Eigentlich liebt Tobias Buholzer Foie gras. «Sie ist sehr lecker. Sitze ich in einem Spitzenrestaurant, dann bestelle ich sie zwar nicht. Gehört sie aber zum Menü, dann esse ich sie.» Selbst serviert sie der Sternekoch jedoch längst nicht mehr. Entenstopfleber passt nicht zur Philosophie der Nachhaltigkeit, die Buholzer in der «Rose» in der Zürcher Seegemeinde Rüschlikon pflegt. «Mir ist wichtig, dass das Tier ein schönes Leben hatte und anständig geschlachtet wurde», erklärt der 39-Jährige, dessen Kochkünste mit einem Michelin-Stern und 16 GaultMillau-Punkten bewertet sind.
In seiner Küche ganz auf die Delikatesse verzichten mochte der Innerschweizer aber nicht. Und so machte er sich vor sechs Jahren die ersten Gedanken, um seinen Gästen dereinst eine fair produzierte Alternative zu präsentieren. «Was es schon lange gab, war die ungestopfte Leber. Doch bei vielen Produkten dieser Art kam irgendwann heraus, dass die eben doch gestopft waren. So entschied ich, die Finger von ihnen zu lassen.» Er begab sich auf die Suche nach einer vegetarischen Variante, fand aber keine.
So begann er, selbst zu tüfteln.

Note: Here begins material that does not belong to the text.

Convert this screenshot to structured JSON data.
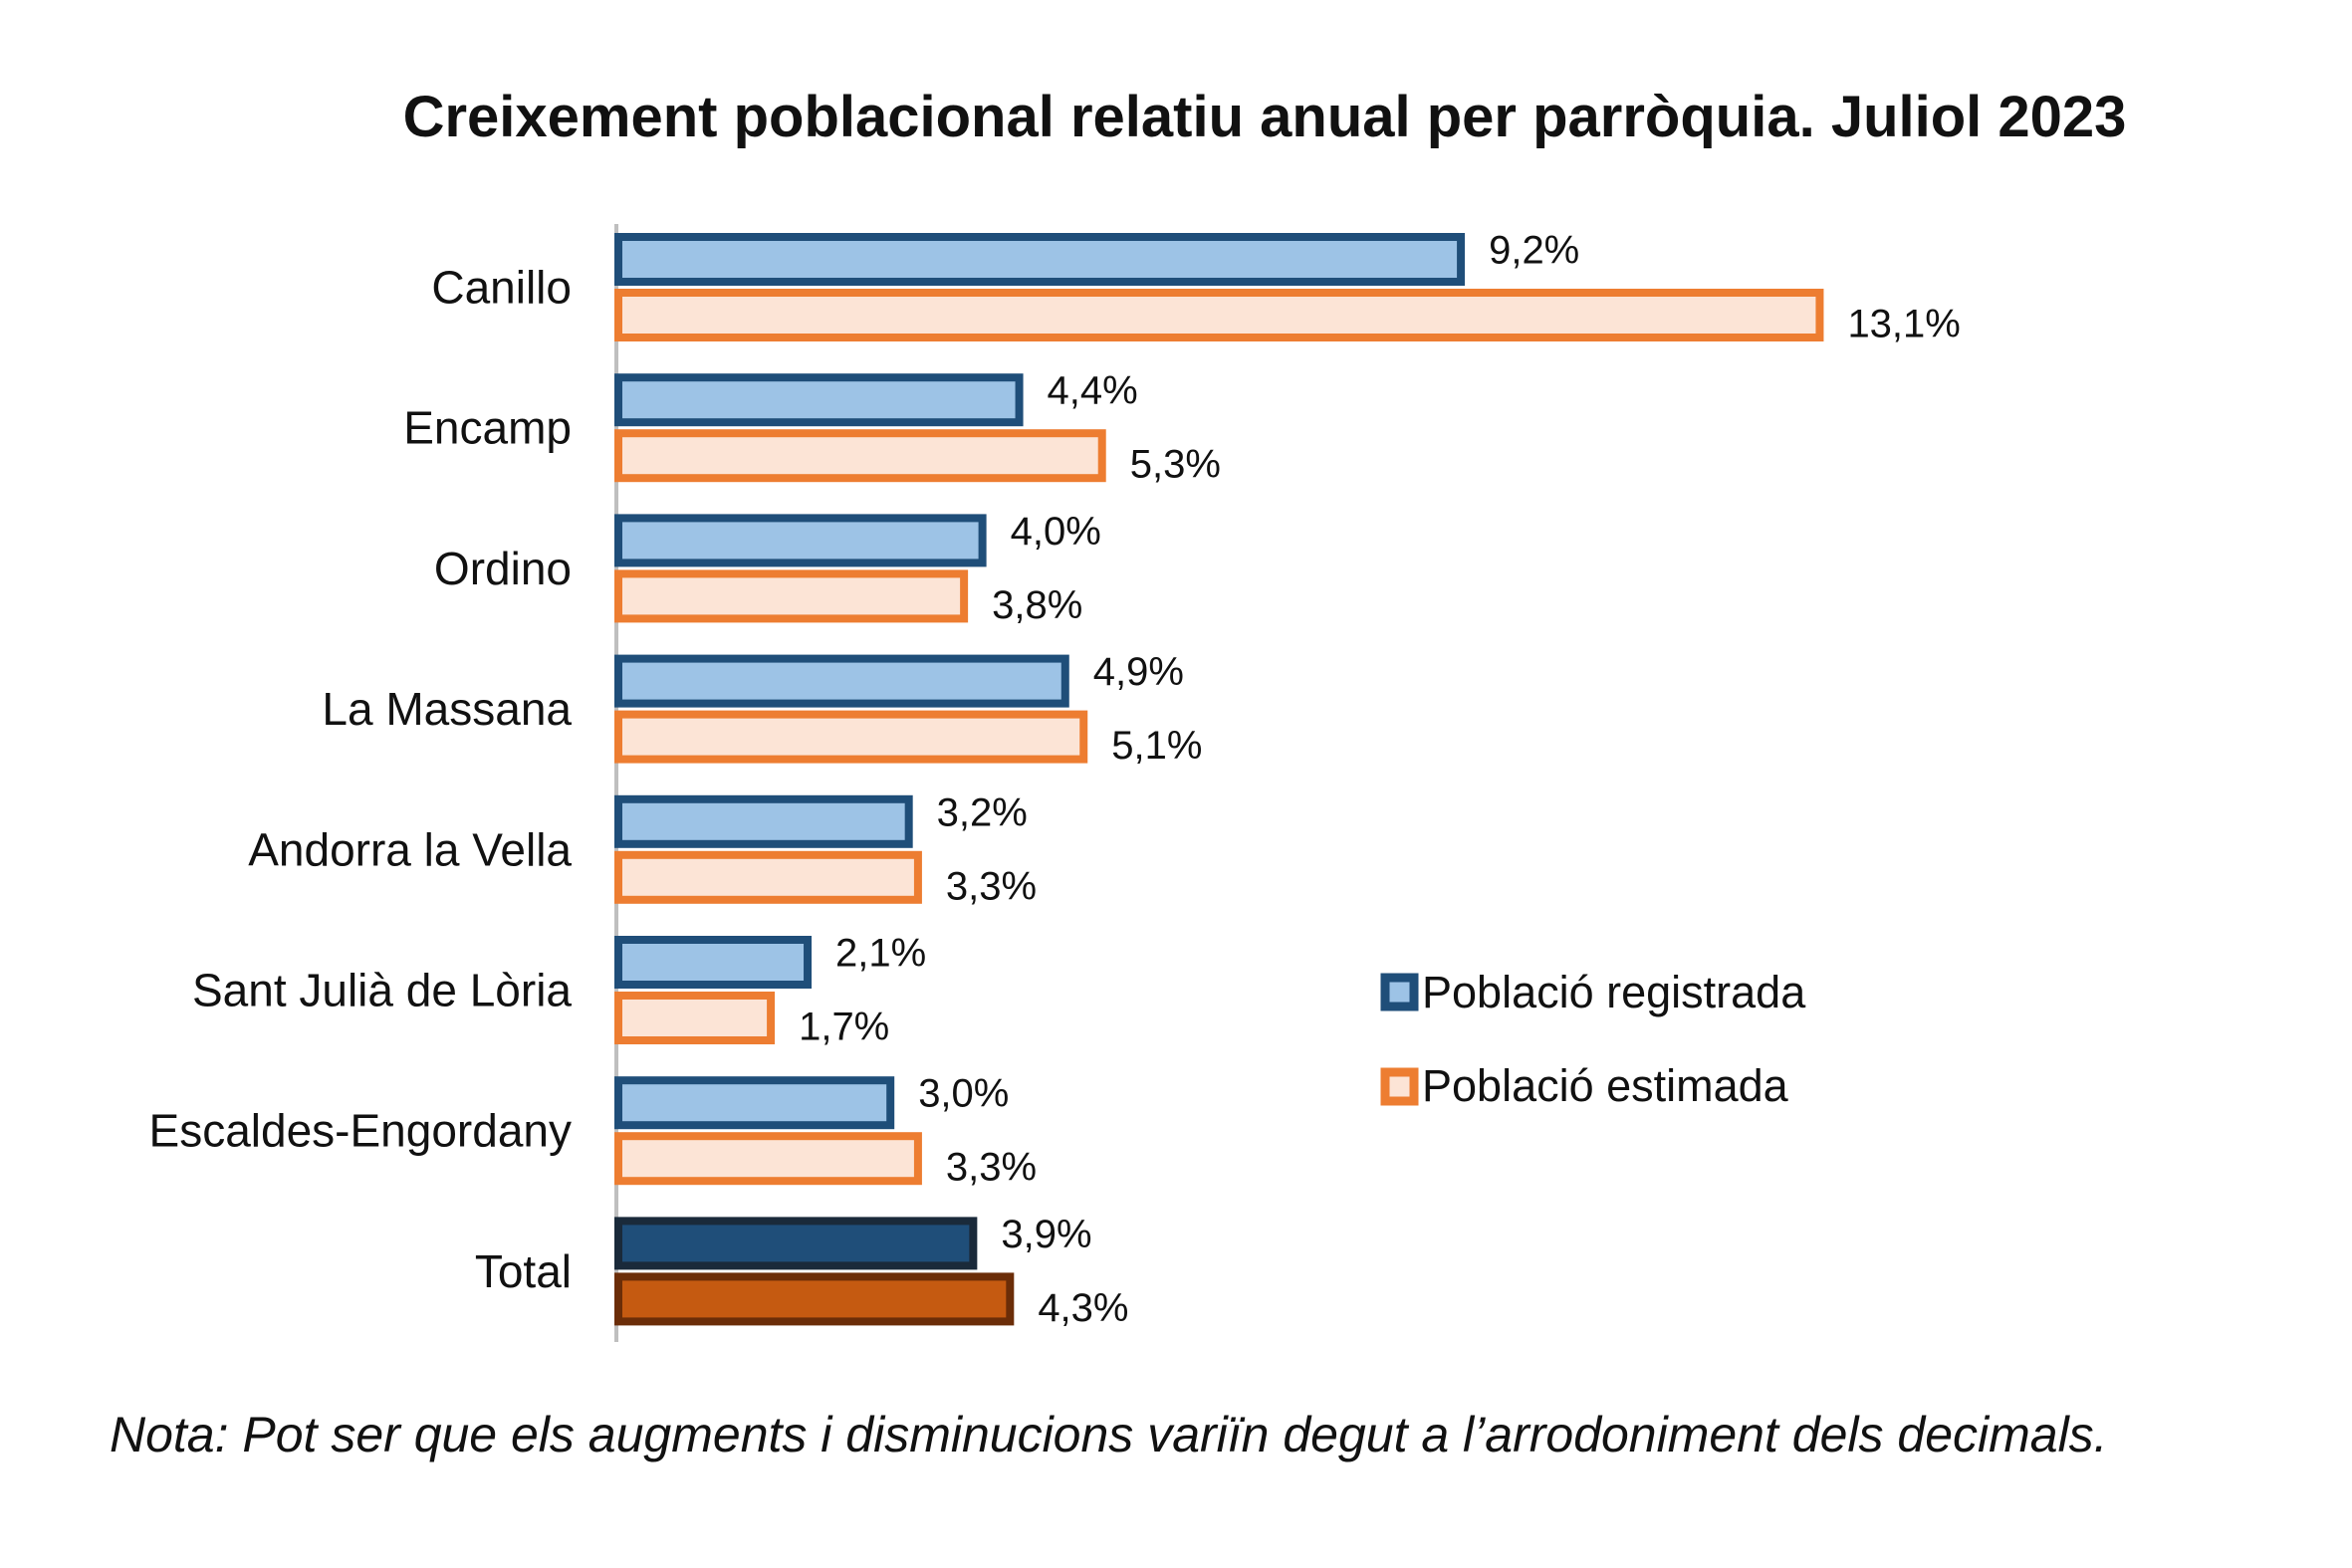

Ein kompliziertes Unterfangen: Die Farbe, das Mundgefühl, das Aroma, die Haltbarkeit – alles musste passen, um das Produkt im Spitzenrestaurant servieren zu können. «Ich pröbelte ziemlich lange herum, bis ich dann endlich auf eine Version kam, bei der ich das Gefühl hatte, es gehe nun in die richtige Richtung. Ein, zwei Jahre lang tastete ich mich heran.» Bei der Suche nach den richtigen Zutaten probierte Buholzer Verschiedenes: Pilze, Auberginen, Baumnuss, Haselnuss. «Ich erhoffte mir, jeweils auf ein Resultat zu kommen, das einer Foie gras nahekommt. Aber die meisten Ergebnisse waren gar nicht gut, viel zu penetrant.»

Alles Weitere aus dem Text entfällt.